Only 3.7% of all clinical trials from 2007 to 2020 focused on gynaecology1, and there is an undeniable gender disparity in the allocation of research funds2; a disproportionate share of resources is dedicated to diseases that affect primarily males3, at the expense of funding for research on conditions that disproportionately affect females, such as pregnancy disorders, autoimmune diseases and reproductive tract disorders. A report by the Global Health Alliances in 2014 suggested that neglect in medical research and funding is directly responsible for delayed diagnosis, severe disease progression and premature death of women4. So, it is fair to say that women’s health is overlooked in fundamental and clinical research. Therefore, it is about time for our field to adapt, tailor and optimize our engineered models and platforms for the investigation of the health of individuals who identify as women, regardless of their sex at birth.

“…it is about time for our field to adapt, tailor and optimize our engineered models and platforms for the investigation of the health of individuals who identify as women, regardless of their sex at birth.”
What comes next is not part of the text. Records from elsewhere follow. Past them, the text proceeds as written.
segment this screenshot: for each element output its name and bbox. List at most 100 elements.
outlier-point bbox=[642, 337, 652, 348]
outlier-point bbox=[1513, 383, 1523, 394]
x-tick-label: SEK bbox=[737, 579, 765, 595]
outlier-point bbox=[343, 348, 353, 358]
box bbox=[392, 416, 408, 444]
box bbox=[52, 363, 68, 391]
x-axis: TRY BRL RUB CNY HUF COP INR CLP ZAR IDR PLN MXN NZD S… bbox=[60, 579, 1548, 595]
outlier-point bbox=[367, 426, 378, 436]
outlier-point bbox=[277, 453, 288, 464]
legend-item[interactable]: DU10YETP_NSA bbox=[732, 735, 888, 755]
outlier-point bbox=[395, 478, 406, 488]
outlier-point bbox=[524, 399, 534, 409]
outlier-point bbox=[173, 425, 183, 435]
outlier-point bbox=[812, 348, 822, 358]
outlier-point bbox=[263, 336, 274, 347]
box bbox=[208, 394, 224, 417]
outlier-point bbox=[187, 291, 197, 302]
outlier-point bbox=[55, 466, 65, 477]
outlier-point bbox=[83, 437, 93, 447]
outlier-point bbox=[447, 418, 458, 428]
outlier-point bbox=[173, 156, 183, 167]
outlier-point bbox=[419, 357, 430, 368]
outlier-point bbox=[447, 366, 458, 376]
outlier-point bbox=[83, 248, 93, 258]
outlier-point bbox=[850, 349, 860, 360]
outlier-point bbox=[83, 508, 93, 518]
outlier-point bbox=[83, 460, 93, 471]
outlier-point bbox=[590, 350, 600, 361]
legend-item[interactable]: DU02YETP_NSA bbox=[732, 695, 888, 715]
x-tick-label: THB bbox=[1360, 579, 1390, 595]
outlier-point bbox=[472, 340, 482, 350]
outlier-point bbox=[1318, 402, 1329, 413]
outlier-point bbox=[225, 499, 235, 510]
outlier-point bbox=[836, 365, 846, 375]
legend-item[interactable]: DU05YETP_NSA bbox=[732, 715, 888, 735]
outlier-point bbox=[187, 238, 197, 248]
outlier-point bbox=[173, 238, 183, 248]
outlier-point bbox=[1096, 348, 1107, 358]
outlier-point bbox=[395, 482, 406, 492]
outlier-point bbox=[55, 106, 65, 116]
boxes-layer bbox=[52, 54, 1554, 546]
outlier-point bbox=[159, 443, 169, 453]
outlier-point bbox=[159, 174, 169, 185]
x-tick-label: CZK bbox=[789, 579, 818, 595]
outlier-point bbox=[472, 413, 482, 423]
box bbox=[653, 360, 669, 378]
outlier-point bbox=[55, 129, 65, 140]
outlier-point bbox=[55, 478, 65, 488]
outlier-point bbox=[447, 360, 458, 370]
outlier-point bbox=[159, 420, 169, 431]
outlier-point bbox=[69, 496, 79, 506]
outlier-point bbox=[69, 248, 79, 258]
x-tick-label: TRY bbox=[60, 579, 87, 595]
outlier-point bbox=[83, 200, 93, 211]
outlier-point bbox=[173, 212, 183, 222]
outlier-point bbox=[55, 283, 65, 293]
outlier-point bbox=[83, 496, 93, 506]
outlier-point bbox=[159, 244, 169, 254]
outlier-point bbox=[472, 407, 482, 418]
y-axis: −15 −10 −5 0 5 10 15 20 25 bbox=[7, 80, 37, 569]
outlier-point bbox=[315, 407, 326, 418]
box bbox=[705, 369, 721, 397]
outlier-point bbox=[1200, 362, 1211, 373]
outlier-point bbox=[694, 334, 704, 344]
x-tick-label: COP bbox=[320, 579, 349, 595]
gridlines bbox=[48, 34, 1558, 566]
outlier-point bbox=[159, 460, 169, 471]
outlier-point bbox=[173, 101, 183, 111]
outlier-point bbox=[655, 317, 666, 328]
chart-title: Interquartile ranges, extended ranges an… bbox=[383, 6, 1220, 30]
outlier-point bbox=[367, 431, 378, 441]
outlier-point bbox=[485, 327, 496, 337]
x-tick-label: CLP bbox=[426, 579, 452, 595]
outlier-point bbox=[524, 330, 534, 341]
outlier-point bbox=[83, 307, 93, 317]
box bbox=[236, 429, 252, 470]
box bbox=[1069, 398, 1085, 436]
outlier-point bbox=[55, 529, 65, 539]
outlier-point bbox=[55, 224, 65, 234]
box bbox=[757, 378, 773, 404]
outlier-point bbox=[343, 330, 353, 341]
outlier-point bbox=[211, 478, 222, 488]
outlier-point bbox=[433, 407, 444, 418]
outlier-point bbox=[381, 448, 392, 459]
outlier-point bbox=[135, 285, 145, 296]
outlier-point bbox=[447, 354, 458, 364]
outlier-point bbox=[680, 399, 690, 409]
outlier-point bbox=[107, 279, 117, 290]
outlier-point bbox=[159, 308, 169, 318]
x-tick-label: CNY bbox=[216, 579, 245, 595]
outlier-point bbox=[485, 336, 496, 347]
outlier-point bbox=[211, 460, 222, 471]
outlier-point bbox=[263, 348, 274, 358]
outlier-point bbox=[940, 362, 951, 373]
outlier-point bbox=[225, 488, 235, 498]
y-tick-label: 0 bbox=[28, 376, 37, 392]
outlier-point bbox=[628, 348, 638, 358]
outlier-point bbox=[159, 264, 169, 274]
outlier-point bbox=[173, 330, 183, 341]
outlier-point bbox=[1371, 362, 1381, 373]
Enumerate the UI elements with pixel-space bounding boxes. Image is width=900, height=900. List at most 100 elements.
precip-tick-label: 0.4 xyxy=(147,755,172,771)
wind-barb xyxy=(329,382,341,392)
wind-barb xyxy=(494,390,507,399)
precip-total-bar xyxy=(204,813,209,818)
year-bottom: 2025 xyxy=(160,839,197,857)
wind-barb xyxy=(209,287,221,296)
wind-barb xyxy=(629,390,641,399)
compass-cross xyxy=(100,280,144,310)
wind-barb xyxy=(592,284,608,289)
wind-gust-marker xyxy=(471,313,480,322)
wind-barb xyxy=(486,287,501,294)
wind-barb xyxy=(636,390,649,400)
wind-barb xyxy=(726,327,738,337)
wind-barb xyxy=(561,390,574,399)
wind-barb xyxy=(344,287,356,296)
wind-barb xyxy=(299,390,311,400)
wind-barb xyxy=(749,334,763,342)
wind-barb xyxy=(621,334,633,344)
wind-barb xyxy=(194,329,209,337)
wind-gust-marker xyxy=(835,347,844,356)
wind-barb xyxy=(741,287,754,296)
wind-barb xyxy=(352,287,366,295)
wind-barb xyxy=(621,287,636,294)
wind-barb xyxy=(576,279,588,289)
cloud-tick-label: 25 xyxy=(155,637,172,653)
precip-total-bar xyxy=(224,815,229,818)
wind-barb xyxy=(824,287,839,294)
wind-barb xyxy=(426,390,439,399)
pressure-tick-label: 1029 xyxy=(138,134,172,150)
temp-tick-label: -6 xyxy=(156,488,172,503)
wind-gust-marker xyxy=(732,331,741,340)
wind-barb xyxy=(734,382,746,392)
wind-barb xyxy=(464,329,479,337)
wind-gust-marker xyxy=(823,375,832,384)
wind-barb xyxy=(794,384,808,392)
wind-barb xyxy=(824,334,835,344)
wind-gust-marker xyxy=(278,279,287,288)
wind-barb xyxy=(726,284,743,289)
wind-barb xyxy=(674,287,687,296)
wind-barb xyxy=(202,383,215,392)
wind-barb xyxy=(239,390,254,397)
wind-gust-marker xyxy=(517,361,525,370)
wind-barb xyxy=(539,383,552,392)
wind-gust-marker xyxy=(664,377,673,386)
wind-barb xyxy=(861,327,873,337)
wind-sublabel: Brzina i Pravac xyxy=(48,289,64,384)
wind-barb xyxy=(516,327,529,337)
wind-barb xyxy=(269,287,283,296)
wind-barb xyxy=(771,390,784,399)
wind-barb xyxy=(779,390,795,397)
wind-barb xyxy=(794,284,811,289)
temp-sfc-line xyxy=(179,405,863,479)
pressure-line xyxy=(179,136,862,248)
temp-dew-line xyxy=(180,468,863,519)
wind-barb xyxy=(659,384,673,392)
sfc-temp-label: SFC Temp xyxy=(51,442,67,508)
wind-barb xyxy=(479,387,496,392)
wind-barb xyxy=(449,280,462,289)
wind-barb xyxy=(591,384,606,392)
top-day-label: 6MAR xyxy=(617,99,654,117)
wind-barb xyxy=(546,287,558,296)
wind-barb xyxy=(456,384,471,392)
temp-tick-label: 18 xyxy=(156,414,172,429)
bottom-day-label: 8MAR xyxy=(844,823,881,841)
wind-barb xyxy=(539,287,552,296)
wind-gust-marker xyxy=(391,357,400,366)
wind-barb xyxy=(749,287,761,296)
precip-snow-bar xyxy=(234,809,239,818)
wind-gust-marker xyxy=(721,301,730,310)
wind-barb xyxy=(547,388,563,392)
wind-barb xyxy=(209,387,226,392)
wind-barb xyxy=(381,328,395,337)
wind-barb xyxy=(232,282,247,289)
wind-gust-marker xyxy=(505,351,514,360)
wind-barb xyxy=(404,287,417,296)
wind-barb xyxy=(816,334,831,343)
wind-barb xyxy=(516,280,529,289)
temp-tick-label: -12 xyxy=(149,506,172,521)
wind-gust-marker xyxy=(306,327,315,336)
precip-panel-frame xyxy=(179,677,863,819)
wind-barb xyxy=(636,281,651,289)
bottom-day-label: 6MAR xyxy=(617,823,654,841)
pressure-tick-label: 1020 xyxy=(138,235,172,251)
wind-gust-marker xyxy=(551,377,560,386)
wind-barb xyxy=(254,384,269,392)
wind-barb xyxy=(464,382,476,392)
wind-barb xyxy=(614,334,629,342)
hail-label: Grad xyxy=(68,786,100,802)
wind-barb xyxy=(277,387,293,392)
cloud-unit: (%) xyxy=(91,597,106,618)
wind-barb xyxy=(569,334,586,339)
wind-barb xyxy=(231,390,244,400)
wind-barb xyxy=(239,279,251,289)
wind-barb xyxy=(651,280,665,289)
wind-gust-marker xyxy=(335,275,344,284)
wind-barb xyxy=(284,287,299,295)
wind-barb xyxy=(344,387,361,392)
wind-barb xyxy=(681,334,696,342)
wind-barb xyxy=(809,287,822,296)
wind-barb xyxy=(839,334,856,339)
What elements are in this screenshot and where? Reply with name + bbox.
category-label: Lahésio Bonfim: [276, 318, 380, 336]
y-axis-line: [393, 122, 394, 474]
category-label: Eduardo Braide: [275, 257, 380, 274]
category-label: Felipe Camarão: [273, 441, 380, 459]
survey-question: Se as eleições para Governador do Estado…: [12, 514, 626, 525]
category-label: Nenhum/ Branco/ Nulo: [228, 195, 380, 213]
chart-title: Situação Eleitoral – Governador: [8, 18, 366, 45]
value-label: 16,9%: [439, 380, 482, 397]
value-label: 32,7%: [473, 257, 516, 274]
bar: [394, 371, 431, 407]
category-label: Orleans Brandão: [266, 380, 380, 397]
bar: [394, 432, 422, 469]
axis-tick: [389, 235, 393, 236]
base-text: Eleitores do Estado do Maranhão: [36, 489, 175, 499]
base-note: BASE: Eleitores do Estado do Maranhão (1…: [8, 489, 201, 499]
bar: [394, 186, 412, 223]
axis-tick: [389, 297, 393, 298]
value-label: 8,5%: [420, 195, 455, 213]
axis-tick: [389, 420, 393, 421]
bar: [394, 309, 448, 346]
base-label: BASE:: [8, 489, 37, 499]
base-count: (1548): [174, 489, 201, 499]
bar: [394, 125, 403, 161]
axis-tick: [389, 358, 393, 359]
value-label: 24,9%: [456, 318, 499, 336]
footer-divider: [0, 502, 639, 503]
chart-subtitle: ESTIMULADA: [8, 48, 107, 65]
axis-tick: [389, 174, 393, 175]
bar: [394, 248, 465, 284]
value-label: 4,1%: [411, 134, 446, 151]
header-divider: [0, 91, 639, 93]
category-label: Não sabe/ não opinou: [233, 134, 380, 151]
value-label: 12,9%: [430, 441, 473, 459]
“Before I was diagnosed with lupus, I did not understand that medicine had a gender problem,” writes Elinor Cleghorn at the beginning of her book ‘Unwell Women’5. What follows is her personal story of suffering from undiagnosed pain for years, an experience that is all too familiar for many women affected by lupus and other autoimmune diseases, such as Graves’ disease. Of note, women make up approximately 80% of people with autoimmune diseases6. The mechanisms underlying many autoimmune diseases remain to be identified, and, accordingly, their diagnosis and treatment are often delayed and ineffective. The bioengineering field has put great effort into investigating, manipulating and engineering the immune system, resulting in notable progress in immunotherapy, vaccine technologies and in vitro immune tissue models. The same immunoengineering efforts could be dedicated to the investigation of autoimmune diseases; for example, to improve the early detection of lupus, biomaterial models can be designed to study how immune cells interact with blood vessels to shed light on the pathogenesis of this disease7.

Endometriosis, which is a chronic disease that affects roughly 10% (190 million) of reproductive age women and girls globally, is associated with severe, life-impacting pain. Yet, diagnosis of endometriosis remains difficult and there is currently no known cure. A key strength of bioengineering is the design of in vitro models, such as organoids and organs-on-chips, to investigate disease and test drugs. Such model systems can also be designed for modelling the endometrium to investigate diagnostic tools and treatments for endometriosis; for example, endometrial organoids can be derived from menstrual flow to non-invasively diagnose endometriosis8, or they can be engineered from human tissue-derived cells using synthetic matrices9. The progress made in the design of clinically relevant in vitro models is reflected in the US Food and Drug Administration (FDA) Modernization Act 2.0, authorizing the use of certain alternatives, including cell-based assays, to animal testing. Therefore, research efforts in optimizing endometrial organoids may well result in the development of new diagnosis and treatment strategies for endometriosis.

Similarly, the advanced design of drug delivery systems has contributed to breakthroughs in the treatment and prevention of many diseases. However, these systems rarely consider the barriers, challenges and microenvironments unique to the female body10. In this issue, Michael J. Mitchell and colleagues discuss the design and optimization of therapeutic nanoparticle and biomaterial systems to deliver drugs for the treatment of conditions in non-pregnant and pregnant women. Importantly, the authors emphasize that drug delivery systems intended for the treatment of women’s health conditions must be specifically engineered to penetrate female-specific biological barriers, such as the vaginal mucosa, and potentially consider placental transport, and maternal and fetal safety. Nanoscale systems can now be designed to overcome complex biological barriers (even the blood–brain barrier) and target specific tissues and cells in the human body — the next challenge should be to study and tailor their behaviour in the female body.

The list could go on — from menopause and long COVID to accounting for the role of sex in tissue engineering. There is lots to tackle for the bioengineering community.